​O Médio Oriente e a reeleição de Trump
13-01-2020 - 06:30

Ter mandado matar o general Soleimani pode ser um trunfo para a reeleição de Trump. Mas em sentido contrário jogam a probabilidade de o Irão vir a ter uma bomba nuclear. E a necessidade de enviar mais soldados americanos para o Médio Oriente.

Milhares de iranianos têm protestado, em fúria, nas ruas do Irão contra os seus governantes, por estes durante três dias lhes terem mentido sobre a responsabilidade do abate do avião ucraniano. Essa responsabilidade cabe diretamente aos Guardas da Revolução, os mais radicais apoiantes da teocracia vigente naquele país. As enormes multidões que acompanharam a urna com o corpo do general Soleimani parecem ter-se desvanecido.

É um trunfo eleitoral para Trump, que já começou a comparar a sua ousadia à prudência dos seus antecessores, George W. Bush e Obama, que recusaram assassinar Soleimani. Mas outros fatores jogam em sentido desfavorável a Trump.

Um desses fatores é o abandono de quaisquer limitações, por parte de Teerão, no caminho para fabricar armas nucleares. Trump rasgou o acordo nuclear de 2015 e reforçou as sanções económicas ao Irão. Há dias solicitou aos países europeus que subscreveram aquele acordo que seguissem o seu exemplo – mas esses países mantém a atitude contrária: tentam salvar o acordo. Também teve escasso sentido e nulo acolhimento a proposta de Trump de que a NATO se envolvesse mais no Médio Oriente.

Trump é um isolacionista e prometeu retirar soldados americanos de guerras onde não têm sido felizes. Entretanto, Putin e Erdogan preenchem o vazio político na Líbia e na Síria. Recentemente, por pressão turca, Trump retirou militares da Síria, traindo os curdos que foram decisivos no combate ao “Estado Islâmico”. Mas agora é o Iraque que quer a retirada dos soldados americanos do seu território.

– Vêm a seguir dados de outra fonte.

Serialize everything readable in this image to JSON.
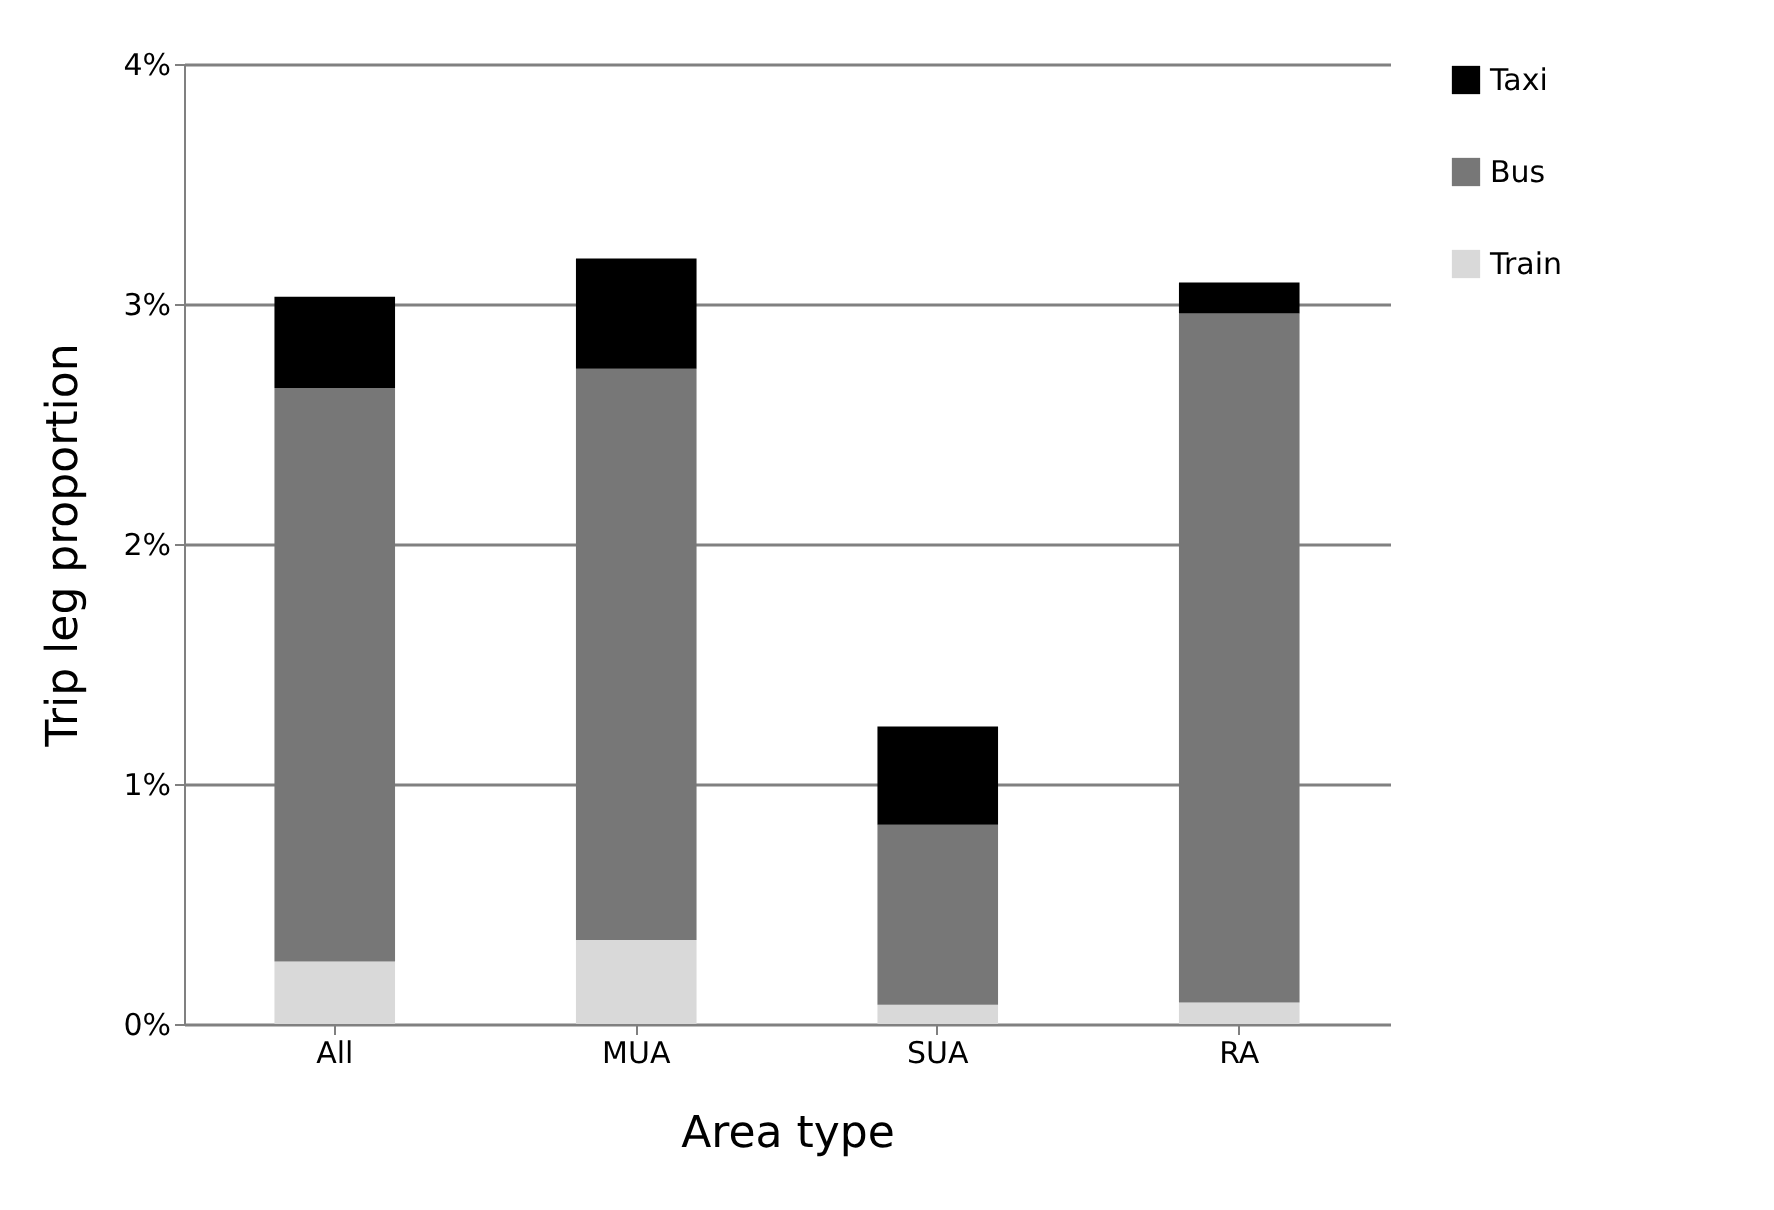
{
  "chart_data": {
    "type": "bar",
    "stacked": true,
    "xlabel": "Area type",
    "ylabel": "Trip leg proportion",
    "categories": [
      "All",
      "MUA",
      "SUA",
      "RA"
    ],
    "series": [
      {
        "name": "Train",
        "color": "#d9d9d9",
        "values": [
          0.26,
          0.35,
          0.08,
          0.09
        ]
      },
      {
        "name": "Bus",
        "color": "#777777",
        "values": [
          2.39,
          2.38,
          0.75,
          2.87
        ]
      },
      {
        "name": "Taxi",
        "color": "#000000",
        "values": [
          0.38,
          0.46,
          0.41,
          0.13
        ]
      }
    ],
    "ylim": [
      0,
      4
    ],
    "yticks": [
      {
        "value": 0,
        "label": "0%"
      },
      {
        "value": 1,
        "label": "1%"
      },
      {
        "value": 2,
        "label": "2%"
      },
      {
        "value": 3,
        "label": "3%"
      },
      {
        "value": 4,
        "label": "4%"
      }
    ],
    "grid": "y",
    "legend": "right"
  }
}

Trump vai ter que enviar mais – e não menos – soldados para o Médio Oriente. No Iraque eles são necessários, para não só proteger a embaixada americana em Bagdad, como para defender instalações militares americanas de ataques das várias milícias locais pró-Irão e pró-xiitas. Ora mandar mais soldados para o estrangeiro não será favorável à reeleição de Trump, o seu grande objetivo.

Foi, aliás, com a desastrada invasão americana do Iraque, em 2003, que os sarilhos no Médio Oriente começaram a multiplicar-se. E foram os neoconservadores que rodeavam George W. Bush quem iniciou a viragem ideológica que culminou em Trump.

Na euforia da vitória dos EUA na guerra fria, os neoconservadores promoveram uma atitude triunfalista em Washington, em que, nos negócios, valia tudo para ganhar muito dinheiro, e na política externa o uso da força primava sobre o direito, as alianças permanentes (como a NATO) eram desprezadas em favor de entendimentos ocasionais, e grupos de extrema-direita, como o “Tea Party”, passaram a mandar no partido republicano.

Trump domina hoje o partido republicano. E deixou cair bandeiras tradicionais desse partido, como o comércio livre ou o equilíbrio das contas federais. É um presidente perigoso pela sua falta de sentido de Estado. Mas não se deve esquecer quem lhe preparou o caminho.